The bill would also expand the scope of copyright in several respects. Most interesting to readers here is an expansion of the DMCA’s anticircumvention rules.
Recall that Section 1201 of the DMCA bans circumvention of technical protection mechanisms (TPMs), and also bans trafficking in circumvention devices. The Smith bill would expand the trafficking ban, by redefining “trafficking” as follows:
[T]he term ‘traffic in’ means to transport, transfer, or otherwise dispose of, to another, or to make, import, export, obtain control of, or possess, with intent to so transport, transfer, or dispose of.
In short, where the law now bans distribution of a circumvention device, the bill would also ban possession of a circumvention device with intent to distribute it.

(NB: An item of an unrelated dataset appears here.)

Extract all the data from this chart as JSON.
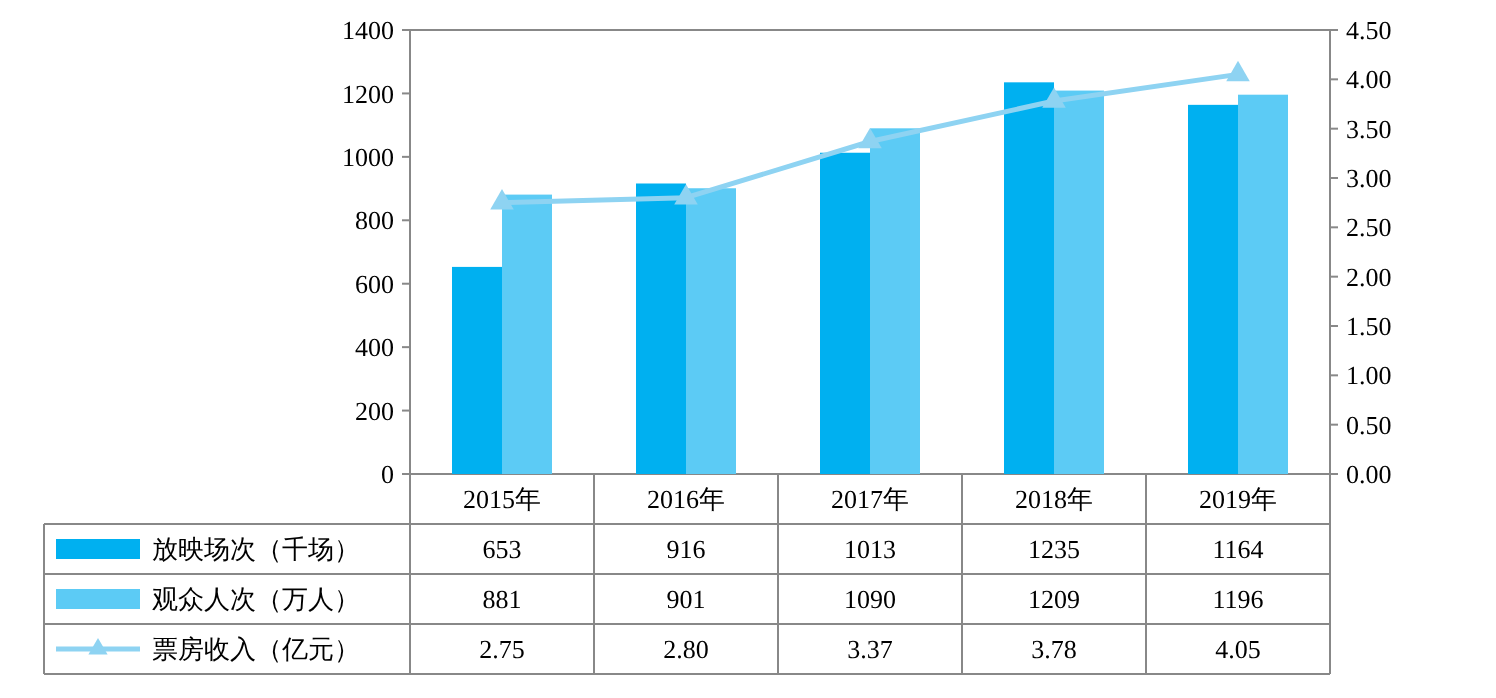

This bill, if passed, would probably increase the DMCA’s chilling effect on research. Currently, a researcher can steer clear of the trafficking provision by keeping any circumvention devices to himself, using those devices himself (lawfully) in the lab. If the Smith bill passes, the researcher would have to worry that a plaintiff or prosecutor will misjudge his intent and bring a case, and that a judge or jury might be convinced that the researcher was eventually planning to distribute the device. Even if the claim of bad intent is baseless, refuting it will be slow, painful, and expensive.
I’m eager to hear the rationale for these expansions. But I wouldn’t be surprised if no rationale is offered, beyond the standard “piracy is bad” mantra or vague claims to be “rationalizing” the statute.